Around 1,000 of the original Transit Bus model were built under the standard production arrangement, with bodies built by Union City. However, some customers preferred to use bodies built by other companies, and it is estimated that around 200 buses were built under this arrangement. Strictly speaking, these were not "Transit Buses", but used the same Ford chassis – model 70, 81-B or 91-B, depending on model year – that Ford was using for its Transit Bus model. Of the approximately 1,000–1,200 front-engine Transit Buses built, DSR alone was the purchaser of 750.

==Rear-engine model==
In early 1939, Ford redesigned the Transit Bus as a rear-engine model, to improve performance through better weight distribution. At the same time, the redesign used a new, larger V-8 engine: a 95 hp, 239-cubic-inch model. A prototype bus was built in February 1939, and series production began in October 1939 (in the 1940 model year). The rear-engine model had a slightly longer wheelbase, 148.5 in. The standard, two-door version had 27 passenger seats. The bodies continued to be supplied by the Union City Body Company. Other manufacturers were no longer building bodies for Ford Transit Buses by this time, only Union City.

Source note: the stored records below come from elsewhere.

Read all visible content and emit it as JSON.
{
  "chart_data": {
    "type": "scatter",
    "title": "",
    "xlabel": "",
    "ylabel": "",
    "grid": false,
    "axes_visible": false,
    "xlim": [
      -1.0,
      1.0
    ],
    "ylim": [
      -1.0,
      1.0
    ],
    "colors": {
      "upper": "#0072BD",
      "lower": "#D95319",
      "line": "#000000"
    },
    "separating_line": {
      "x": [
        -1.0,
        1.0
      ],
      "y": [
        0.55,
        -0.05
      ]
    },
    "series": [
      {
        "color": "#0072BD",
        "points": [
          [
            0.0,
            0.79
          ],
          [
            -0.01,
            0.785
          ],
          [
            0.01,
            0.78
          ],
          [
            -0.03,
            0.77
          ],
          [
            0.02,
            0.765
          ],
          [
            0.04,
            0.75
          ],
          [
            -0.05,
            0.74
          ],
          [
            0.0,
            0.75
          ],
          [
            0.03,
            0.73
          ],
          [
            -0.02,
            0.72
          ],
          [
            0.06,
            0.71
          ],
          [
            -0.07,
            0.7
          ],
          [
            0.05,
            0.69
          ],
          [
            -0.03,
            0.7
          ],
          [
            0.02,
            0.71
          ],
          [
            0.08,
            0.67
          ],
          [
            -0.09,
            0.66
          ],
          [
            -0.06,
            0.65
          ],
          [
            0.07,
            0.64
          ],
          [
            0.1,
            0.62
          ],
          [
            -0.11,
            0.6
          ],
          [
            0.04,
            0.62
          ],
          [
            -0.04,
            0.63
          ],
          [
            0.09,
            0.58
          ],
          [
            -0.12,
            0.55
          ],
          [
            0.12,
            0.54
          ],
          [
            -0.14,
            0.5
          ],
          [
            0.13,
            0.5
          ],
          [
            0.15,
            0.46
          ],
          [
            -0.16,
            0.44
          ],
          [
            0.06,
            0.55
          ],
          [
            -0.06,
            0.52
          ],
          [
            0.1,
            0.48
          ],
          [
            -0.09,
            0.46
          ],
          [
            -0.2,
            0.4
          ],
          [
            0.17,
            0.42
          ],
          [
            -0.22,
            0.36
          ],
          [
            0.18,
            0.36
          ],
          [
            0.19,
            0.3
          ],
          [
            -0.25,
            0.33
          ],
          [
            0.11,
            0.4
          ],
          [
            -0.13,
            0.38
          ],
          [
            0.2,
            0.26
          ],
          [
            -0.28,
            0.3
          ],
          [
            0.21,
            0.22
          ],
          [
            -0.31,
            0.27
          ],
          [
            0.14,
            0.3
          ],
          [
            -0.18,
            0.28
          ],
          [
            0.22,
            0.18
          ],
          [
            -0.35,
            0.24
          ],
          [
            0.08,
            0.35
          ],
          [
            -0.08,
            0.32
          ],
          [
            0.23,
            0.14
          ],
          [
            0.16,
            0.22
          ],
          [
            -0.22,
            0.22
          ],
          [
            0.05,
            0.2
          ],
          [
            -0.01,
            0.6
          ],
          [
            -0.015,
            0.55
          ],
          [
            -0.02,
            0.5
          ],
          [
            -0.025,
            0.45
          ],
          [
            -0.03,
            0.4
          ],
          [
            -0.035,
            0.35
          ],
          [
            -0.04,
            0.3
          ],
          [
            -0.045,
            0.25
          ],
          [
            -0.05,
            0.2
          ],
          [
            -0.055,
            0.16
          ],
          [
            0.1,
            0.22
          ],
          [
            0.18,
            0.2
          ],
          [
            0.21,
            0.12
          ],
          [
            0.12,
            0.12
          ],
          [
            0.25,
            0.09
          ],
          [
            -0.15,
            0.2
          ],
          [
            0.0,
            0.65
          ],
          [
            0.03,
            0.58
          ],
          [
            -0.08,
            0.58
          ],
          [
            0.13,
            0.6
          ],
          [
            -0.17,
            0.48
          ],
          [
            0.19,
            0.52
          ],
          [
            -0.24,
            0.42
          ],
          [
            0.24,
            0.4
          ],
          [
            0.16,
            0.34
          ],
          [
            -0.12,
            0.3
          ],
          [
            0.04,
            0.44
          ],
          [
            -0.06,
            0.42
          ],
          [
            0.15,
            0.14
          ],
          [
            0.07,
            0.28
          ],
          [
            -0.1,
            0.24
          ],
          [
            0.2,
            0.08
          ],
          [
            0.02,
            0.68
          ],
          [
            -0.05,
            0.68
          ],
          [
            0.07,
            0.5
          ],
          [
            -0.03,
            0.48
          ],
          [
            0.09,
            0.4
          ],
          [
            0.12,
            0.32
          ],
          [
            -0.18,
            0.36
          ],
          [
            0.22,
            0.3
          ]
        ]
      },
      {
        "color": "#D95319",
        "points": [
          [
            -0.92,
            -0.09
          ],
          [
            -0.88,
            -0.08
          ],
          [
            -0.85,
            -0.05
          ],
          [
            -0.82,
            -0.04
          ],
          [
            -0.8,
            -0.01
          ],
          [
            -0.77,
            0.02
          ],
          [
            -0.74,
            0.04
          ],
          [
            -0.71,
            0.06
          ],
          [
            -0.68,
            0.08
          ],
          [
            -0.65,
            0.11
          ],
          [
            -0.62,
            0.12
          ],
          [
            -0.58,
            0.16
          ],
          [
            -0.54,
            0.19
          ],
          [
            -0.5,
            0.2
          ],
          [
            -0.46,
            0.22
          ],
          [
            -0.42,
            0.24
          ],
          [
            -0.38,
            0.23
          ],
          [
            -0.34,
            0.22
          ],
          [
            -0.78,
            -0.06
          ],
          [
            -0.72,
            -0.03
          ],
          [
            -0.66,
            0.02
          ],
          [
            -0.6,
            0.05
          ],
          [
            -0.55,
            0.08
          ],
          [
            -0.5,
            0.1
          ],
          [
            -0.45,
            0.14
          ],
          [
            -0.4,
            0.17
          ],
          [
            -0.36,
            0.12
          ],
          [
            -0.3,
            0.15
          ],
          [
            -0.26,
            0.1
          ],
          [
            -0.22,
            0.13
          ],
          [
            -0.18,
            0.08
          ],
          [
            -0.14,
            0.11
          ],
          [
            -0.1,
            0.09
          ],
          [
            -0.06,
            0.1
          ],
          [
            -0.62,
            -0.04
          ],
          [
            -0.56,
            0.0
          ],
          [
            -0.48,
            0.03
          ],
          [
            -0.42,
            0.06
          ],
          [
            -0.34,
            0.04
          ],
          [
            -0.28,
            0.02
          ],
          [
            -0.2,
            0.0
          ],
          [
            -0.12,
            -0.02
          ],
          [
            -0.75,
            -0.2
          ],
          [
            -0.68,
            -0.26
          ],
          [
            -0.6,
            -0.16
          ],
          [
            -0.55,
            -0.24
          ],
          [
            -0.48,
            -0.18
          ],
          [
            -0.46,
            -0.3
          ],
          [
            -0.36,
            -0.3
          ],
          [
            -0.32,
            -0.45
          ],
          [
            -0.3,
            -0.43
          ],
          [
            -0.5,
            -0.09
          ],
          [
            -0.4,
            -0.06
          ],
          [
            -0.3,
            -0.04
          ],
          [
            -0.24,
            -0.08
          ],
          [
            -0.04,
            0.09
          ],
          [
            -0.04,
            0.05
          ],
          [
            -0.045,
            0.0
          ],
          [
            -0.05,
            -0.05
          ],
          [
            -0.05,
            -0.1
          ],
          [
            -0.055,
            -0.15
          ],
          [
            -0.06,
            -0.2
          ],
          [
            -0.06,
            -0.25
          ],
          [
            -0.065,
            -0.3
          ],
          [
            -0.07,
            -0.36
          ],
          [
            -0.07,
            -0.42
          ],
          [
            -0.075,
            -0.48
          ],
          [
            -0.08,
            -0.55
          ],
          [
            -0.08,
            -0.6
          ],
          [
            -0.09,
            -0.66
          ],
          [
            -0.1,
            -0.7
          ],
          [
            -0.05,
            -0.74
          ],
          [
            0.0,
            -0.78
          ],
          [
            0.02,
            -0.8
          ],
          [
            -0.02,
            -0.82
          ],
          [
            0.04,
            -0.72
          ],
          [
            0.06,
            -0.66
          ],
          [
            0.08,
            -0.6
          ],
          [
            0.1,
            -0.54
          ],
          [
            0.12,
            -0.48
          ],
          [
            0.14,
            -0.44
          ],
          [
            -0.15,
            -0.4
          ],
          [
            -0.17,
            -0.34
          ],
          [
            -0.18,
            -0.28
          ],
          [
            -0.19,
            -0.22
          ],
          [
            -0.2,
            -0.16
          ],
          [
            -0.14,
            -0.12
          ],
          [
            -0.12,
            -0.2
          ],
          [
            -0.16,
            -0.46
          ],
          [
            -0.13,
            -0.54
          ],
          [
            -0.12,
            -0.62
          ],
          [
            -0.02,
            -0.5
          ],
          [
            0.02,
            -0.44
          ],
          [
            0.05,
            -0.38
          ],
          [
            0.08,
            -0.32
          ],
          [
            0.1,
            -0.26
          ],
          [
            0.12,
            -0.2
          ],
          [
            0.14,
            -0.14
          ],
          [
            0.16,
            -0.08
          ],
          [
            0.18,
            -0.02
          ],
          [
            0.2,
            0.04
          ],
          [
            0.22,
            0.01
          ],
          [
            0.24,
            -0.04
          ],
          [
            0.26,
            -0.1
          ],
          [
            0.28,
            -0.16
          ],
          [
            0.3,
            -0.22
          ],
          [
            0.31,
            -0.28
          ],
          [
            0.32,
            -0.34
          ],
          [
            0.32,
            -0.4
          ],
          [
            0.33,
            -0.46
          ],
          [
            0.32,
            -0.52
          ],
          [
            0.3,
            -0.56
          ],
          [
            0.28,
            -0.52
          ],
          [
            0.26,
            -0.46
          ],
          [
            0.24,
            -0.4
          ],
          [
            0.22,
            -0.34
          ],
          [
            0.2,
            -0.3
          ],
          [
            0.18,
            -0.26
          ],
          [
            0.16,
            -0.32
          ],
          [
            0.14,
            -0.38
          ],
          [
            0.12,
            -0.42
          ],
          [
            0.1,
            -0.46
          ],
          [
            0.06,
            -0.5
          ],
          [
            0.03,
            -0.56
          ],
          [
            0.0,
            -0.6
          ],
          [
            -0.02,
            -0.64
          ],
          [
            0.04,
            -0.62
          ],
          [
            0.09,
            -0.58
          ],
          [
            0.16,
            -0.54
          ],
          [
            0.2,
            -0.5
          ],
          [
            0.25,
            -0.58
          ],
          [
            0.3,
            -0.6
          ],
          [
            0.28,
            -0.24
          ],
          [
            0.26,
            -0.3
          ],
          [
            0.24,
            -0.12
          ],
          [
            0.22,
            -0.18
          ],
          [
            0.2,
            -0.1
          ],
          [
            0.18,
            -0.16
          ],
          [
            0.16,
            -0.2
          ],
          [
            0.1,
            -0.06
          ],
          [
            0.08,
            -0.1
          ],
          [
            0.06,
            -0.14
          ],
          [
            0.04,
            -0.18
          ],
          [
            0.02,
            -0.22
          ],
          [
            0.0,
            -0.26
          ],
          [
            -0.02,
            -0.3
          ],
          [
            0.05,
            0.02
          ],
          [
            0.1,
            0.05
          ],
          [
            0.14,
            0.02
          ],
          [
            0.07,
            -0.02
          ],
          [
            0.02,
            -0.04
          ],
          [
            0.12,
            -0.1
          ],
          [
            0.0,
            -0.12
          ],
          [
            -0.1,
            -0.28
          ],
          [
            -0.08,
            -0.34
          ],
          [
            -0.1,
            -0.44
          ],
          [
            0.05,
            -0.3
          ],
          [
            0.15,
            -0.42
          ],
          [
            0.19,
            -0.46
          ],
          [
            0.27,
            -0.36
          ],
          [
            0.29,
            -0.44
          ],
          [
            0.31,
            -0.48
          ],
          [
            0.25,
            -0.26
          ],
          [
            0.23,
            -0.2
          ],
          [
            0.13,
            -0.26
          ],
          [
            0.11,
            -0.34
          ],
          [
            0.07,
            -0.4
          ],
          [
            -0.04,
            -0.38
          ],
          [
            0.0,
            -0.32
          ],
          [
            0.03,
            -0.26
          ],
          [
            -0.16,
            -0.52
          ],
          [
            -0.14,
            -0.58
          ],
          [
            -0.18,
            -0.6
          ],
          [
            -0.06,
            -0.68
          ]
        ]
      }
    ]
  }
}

Approximately 12,500 rear-engine Ford Transits were built during their eight-year production run, from 1939 to 1947. Along with Detroit, major customers were the Capital Transit Company of Washington D.C.; the Philadelphia Transportation Company; Chicago Surface Lines; San Antonio, Texas; the Milwaukee Electric Railway and Light Company; the Dallas Railway & Terminal Company, Dallas, Texas; the Toronto Transportation Commission and Boston Elevated Railway. The Public Service Interstate Transportation Company of New Jersey had the largest fleet, with a total of 586 new and seven secondhand units.

After World War II, the Transit Bus was rebranded as the Universal Bus in Ford's marketing, but remained commonly known as the Transit Bus. Postwar demand was high, and 4,800 buses were sold during 1946 and 1947. However, production ended in September 1947. Changes in Ford's production and distribution arrangements fostered the designing of a replacement model, designated the 8MB, the prototype chassis for which was also built in September 1947.